Calvert Vaux Park is not a park most of us ever hear about. I only discovered it when exploring Coney Island Creek, which it borders to the south. My circa-1994 Five Borough street atlas calls it Dreier-Offerman Park, a $40 million renovation of which was supposed to be part of a big capital project under Mayor Bloomberg's PlaNYC initiative. It doesn't look like that ever got underway. But the date of the announcement gives a clue: August 14, 2007. Before the crash.

The park's featurelessness made me wonder what it's used for now. Coincidentally, the only mention of Calvert Vaux Park I'd ever seen in the news came just a few days ago, when a man was killed there by his own remote-controlled model helicopter. That at least provided one answer to the question: What do people do here?

In fact, model aircraft fields are officially noted on the Parks Department web page for Calvert Vaux. We visited several days before the fatal accident. No one was flying 40-pound model helicopters just then. Practically no one was there at all, in fact. As we entered, four young men carrying fishing rods were riding their bicycles out. That was pretty much it.

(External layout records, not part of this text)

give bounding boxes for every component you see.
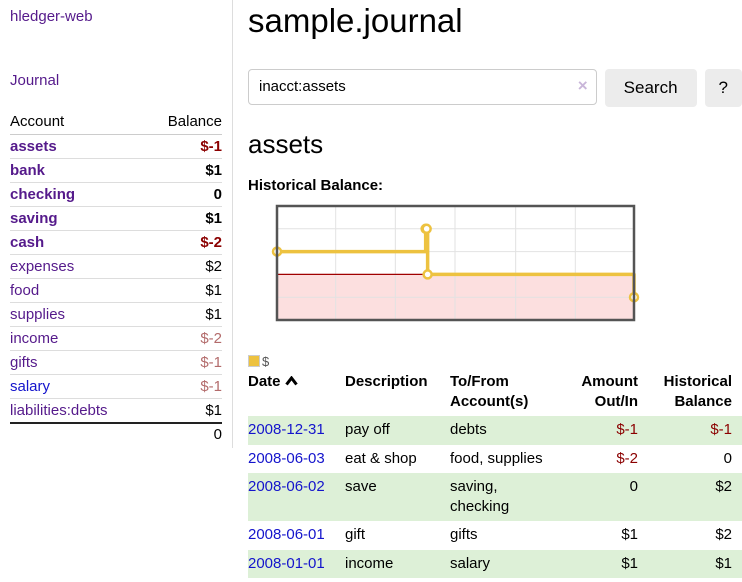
account-link[interactable]: saving: [10, 210, 58, 227]
register-table: Date Description To/From Account(s) Amou…: [248, 369, 742, 578]
account-balance: $-1: [146, 374, 222, 399]
register-row: 2008-12-31 pay off debts $-1 $-1: [248, 416, 742, 445]
account-balance: $-2: [146, 326, 222, 351]
search-bar: × Search ?: [248, 68, 742, 107]
transaction-description: pay off: [345, 416, 450, 445]
transaction-description: eat & shop: [345, 449, 417, 467]
transaction-balance: $-1: [648, 416, 742, 445]
transaction-date-link[interactable]: 2008-01-01: [248, 554, 325, 572]
account-link[interactable]: salary: [10, 378, 51, 395]
transaction-balance: $1: [648, 549, 742, 578]
account-row: gifts $-1: [10, 350, 222, 375]
sort-ascending-icon: [284, 375, 298, 386]
accounts-col-account: Account: [10, 110, 147, 135]
transaction-accounts: salary: [450, 549, 560, 578]
account-balance: $-1: [146, 134, 222, 159]
register-row: 2008-06-01 gift gifts $1 $2: [248, 521, 742, 549]
sidebar: hledger-web Journal Account Balance asse…: [0, 0, 233, 448]
account-row: checking 0: [10, 182, 222, 207]
transaction-description: income: [345, 549, 450, 578]
account-link[interactable]: supplies: [10, 306, 66, 323]
transaction-date-link[interactable]: 2008-06-01: [248, 526, 325, 544]
transaction-date-link[interactable]: 2008-06-03: [248, 449, 325, 467]
app-brand-link[interactable]: hledger-web: [10, 8, 93, 25]
account-row: expenses $2: [10, 254, 222, 279]
register-col-date[interactable]: Date: [248, 369, 345, 417]
help-button[interactable]: ?: [704, 68, 742, 107]
transaction-balance: $2: [715, 526, 732, 544]
account-link[interactable]: income: [10, 330, 59, 347]
account-row: food $1: [10, 278, 222, 303]
account-balance: $1: [146, 278, 222, 303]
chart-legend: $: [248, 354, 269, 369]
account-link[interactable]: checking: [10, 186, 76, 203]
transaction-accounts: gifts: [450, 526, 478, 544]
account-row: bank $1: [10, 158, 222, 183]
transaction-balance: $2: [648, 472, 742, 522]
chart-canvas: [271, 204, 640, 322]
account-balance: $1: [146, 206, 222, 231]
account-balance: $1: [146, 302, 222, 327]
clear-search-icon[interactable]: ×: [577, 75, 588, 95]
transaction-balance: 0: [723, 449, 732, 467]
legend-label: $: [262, 353, 270, 369]
account-link[interactable]: expenses: [10, 258, 75, 275]
account-balance: $-2: [146, 230, 222, 255]
account-row: salary $-1: [10, 374, 222, 399]
transaction-description: save: [345, 472, 450, 522]
account-row: supplies $1: [10, 302, 222, 327]
transaction-accounts: saving, checking: [450, 472, 560, 522]
transaction-date-link[interactable]: 2008-12-31: [248, 421, 325, 439]
register-row: 2008-01-01 income salary $1 $1: [248, 549, 742, 578]
transaction-accounts: debts: [450, 416, 560, 445]
register-col-balance: Historical Balance: [663, 372, 732, 411]
transaction-amount: $1: [621, 526, 638, 544]
account-row: cash $-2: [10, 230, 222, 255]
account-balance: $1: [146, 158, 222, 183]
account-row: liabilities:debts $1: [10, 398, 222, 424]
register-col-accounts: To/From Account(s): [450, 372, 529, 411]
account-link[interactable]: cash: [10, 234, 45, 251]
transaction-description: gift: [345, 526, 366, 544]
transaction-amount: $-2: [616, 449, 638, 467]
accounts-total-row: 0: [213, 426, 222, 443]
balance-chart: $: [248, 204, 742, 369]
register-col-description: Description: [345, 372, 428, 390]
account-row: income $-2: [10, 326, 222, 351]
account-row: assets $-1: [10, 134, 222, 159]
account-balance: $-1: [146, 350, 222, 375]
account-row: saving $1: [10, 206, 222, 231]
transaction-amount: $-1: [560, 416, 648, 445]
account-balance: $2: [146, 254, 222, 279]
main-content: sample.journal × Search ? assets Histori…: [248, 0, 742, 578]
account-link[interactable]: assets: [10, 138, 57, 155]
transaction-date-link[interactable]: 2008-06-02: [248, 477, 325, 495]
account-balance: 0: [146, 182, 222, 207]
transaction-accounts: food, supplies: [450, 449, 543, 467]
account-link[interactable]: bank: [10, 162, 46, 179]
account-link[interactable]: food: [10, 282, 40, 299]
register-row: 2008-06-02 save saving, checking 0 $2: [248, 472, 742, 522]
account-balance: $1: [146, 398, 222, 424]
transaction-amount: $1: [560, 549, 648, 578]
chart-heading: Historical Balance:: [248, 176, 384, 194]
accounts-col-balance: Balance: [146, 110, 222, 135]
search-input[interactable]: [248, 68, 597, 105]
transaction-amount: 0: [560, 472, 648, 522]
account-link[interactable]: gifts: [10, 354, 38, 371]
search-button[interactable]: Search: [604, 68, 697, 107]
page-title: sample.journal: [248, 2, 463, 39]
legend-swatch-icon: [248, 355, 260, 368]
journal-link[interactable]: Journal: [10, 72, 60, 89]
accounts-table: Account Balance assets $-1 bank $1 check…: [10, 110, 222, 446]
account-link[interactable]: liabilities:debts: [10, 402, 108, 419]
register-row: 2008-06-03 eat & shop food, supplies $-2…: [248, 445, 742, 473]
register-col-amount: Amount Out/In: [581, 372, 638, 411]
account-heading: assets: [248, 128, 324, 159]
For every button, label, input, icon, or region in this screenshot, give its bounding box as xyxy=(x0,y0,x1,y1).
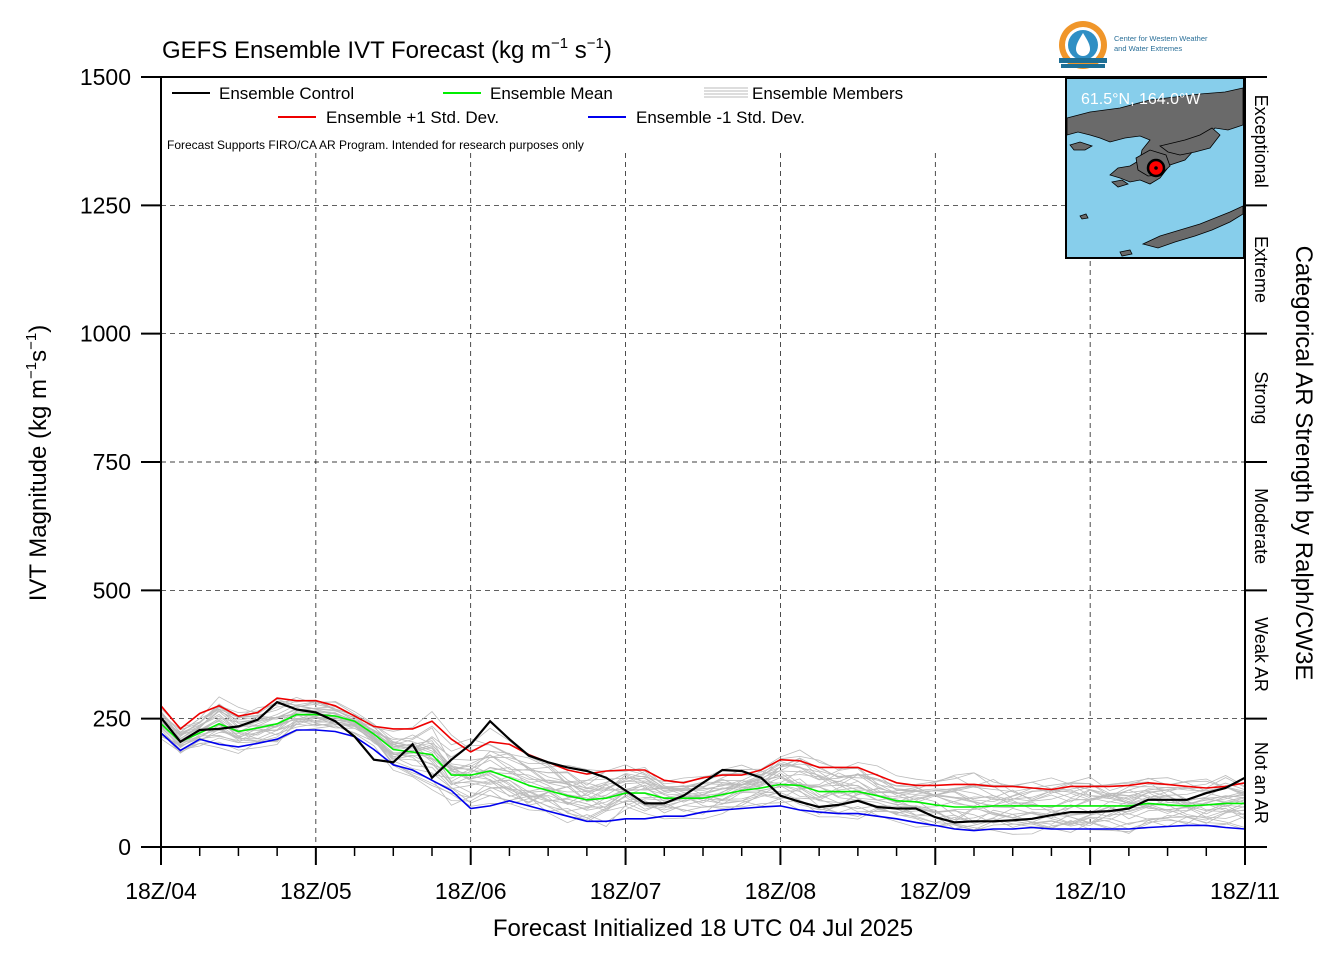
ensemble-member-line xyxy=(160,701,1246,795)
legend-plus-std: Ensemble +1 Std. Dev. xyxy=(326,108,499,127)
legend-members: Ensemble Members xyxy=(752,84,903,103)
y-tick-label: 500 xyxy=(93,577,131,603)
logo-line-1: Center for Western Weather xyxy=(1114,34,1208,43)
legend-members-swatch xyxy=(704,87,748,98)
y-tick-label: 250 xyxy=(93,706,131,732)
plus-std-line xyxy=(160,697,1246,791)
ensemble-member-line xyxy=(160,718,1246,824)
ensemble-member-line xyxy=(160,716,1246,828)
x-tick-label: 18Z/07 xyxy=(590,878,662,904)
ensemble-member-line xyxy=(160,716,1246,827)
x-tick-label: 18Z/11 xyxy=(1210,878,1280,904)
y-tick-label: 1250 xyxy=(80,192,131,218)
ensemble-member-line xyxy=(160,700,1246,806)
x-tick-label: 18Z/04 xyxy=(125,878,197,904)
location-inset-map: 61.5°N, 164.0°W xyxy=(1065,77,1245,259)
category-label: Weak AR xyxy=(1251,617,1271,692)
category-axis: Not an AR Weak AR Moderate Strong Extreme Exc… xyxy=(1245,76,1271,848)
x-axis: 18Z/04 18Z/05 18Z/06 18Z/07 18Z/08 18Z/09 18Z/… xyxy=(125,847,1280,904)
y-tick-label: 1500 xyxy=(80,64,131,90)
chart-title: GEFS Ensemble IVT Forecast (kg m−1 s−1) xyxy=(162,35,612,64)
research-note: Forecast Supports FIRO/CA AR Program. In… xyxy=(167,138,584,152)
ensemble-member-line xyxy=(160,723,1246,830)
category-label: Exceptional xyxy=(1251,95,1271,188)
ensemble-control-line xyxy=(160,700,1246,824)
water-drop-icon xyxy=(1076,33,1090,56)
ensemble-member-line xyxy=(160,708,1246,805)
legend: Ensemble Control Ensemble Mean Ensemble … xyxy=(167,84,903,152)
ensemble-member-line xyxy=(160,703,1246,803)
y-tick-label: 750 xyxy=(93,449,131,475)
minus-std-line xyxy=(160,729,1246,832)
ensemble-series xyxy=(160,697,1246,832)
ensemble-member-line xyxy=(160,711,1246,809)
x-tick-label: 18Z/09 xyxy=(899,878,971,904)
ensemble-member-line xyxy=(160,701,1246,811)
ensemble-mean-line xyxy=(160,713,1245,808)
y-tick-label: 0 xyxy=(118,834,131,860)
inset-coordinates: 61.5°N, 164.0°W xyxy=(1081,91,1201,108)
category-label: Strong xyxy=(1251,371,1271,424)
ensemble-member-line xyxy=(160,722,1246,816)
legend-mean: Ensemble Mean xyxy=(490,84,613,103)
ensemble-members xyxy=(160,696,1246,835)
cw3e-logo: Center for Western Weather and Water Ext… xyxy=(1059,21,1208,69)
x-tick-label: 18Z/10 xyxy=(1054,878,1126,904)
legend-minus-std: Ensemble -1 Std. Dev. xyxy=(636,108,805,127)
ensemble-member-line xyxy=(160,714,1246,827)
y-tick-label: 1000 xyxy=(80,321,131,347)
ensemble-member-line xyxy=(160,716,1246,833)
y-axis: 0 250 500 750 1000 1250 1500 xyxy=(80,64,161,860)
x-tick-label: 18Z/05 xyxy=(280,878,352,904)
category-label: Extreme xyxy=(1251,236,1271,303)
grid-lines xyxy=(161,153,1245,847)
y-axis-label: IVT Magnitude (kg m−1s−1) xyxy=(23,325,52,602)
ensemble-member-line xyxy=(160,711,1246,829)
x-axis-label: Forecast Initialized 18 UTC 04 Jul 2025 xyxy=(493,915,913,942)
logo-line-2: and Water Extremes xyxy=(1114,44,1182,53)
legend-control: Ensemble Control xyxy=(219,84,354,103)
plot-area: 18Z/04 18Z/05 18Z/06 18Z/07 18Z/08 18Z/09 18Z/… xyxy=(80,64,1280,904)
category-label: Moderate xyxy=(1251,488,1271,564)
category-axis-label: Categorical AR Strength by Ralph/CW3E xyxy=(1290,246,1317,681)
x-tick-label: 18Z/06 xyxy=(435,878,507,904)
category-label: Not an AR xyxy=(1251,742,1271,824)
x-tick-label: 18Z/08 xyxy=(745,878,817,904)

We did see a great many migratory birds, though none close enough to identify. Not that I could have identified them close up, either – I'm terrible at birdwatching. It's not just ignorance, it's something occult. Show me a bird close enough that I can get a good, clear photo of it. Then watch me try to find that bird in any of my several bird books. It's never there. Never. I've begun to think I have a knack for discovering new species.

Anyway, I can at least identify these creatures as birds:

I'm not sure about these wormy things, though. What will they be when they bust out of their webby nest?

At first, as with Kaiser Park across the creek, we weren't at all sure we'd get a good look at the water. Though the view through the fence did at least let us orient ourselves: Note the famous Coney Island Parachute Jump to the far left.

But after a while things began to open up.

Zooming in provided a look at the beach we discovered off Kaiser Park across the bay/creek.

After a while, you come to a stretch where you can stomp your way through the tall grass to the water's edge. There you're greeted by a typically urban combination of natural beauty and human scribbles. That's the Verrazano Bridge in the hazy distance.

Glaringly incongruous amid these undeveloped acres is this humble but obviously modern bicycle rack.

Is it a promise, or at least a hint, of things to come? Will Calvert Vaux Park ever become one of the "jewels of our park system" Mayor Bloomberg envisioned six years ago? A Walk in the Park had a pretty sour attitude about the prospect back in June of last year. But greater miracles have happened.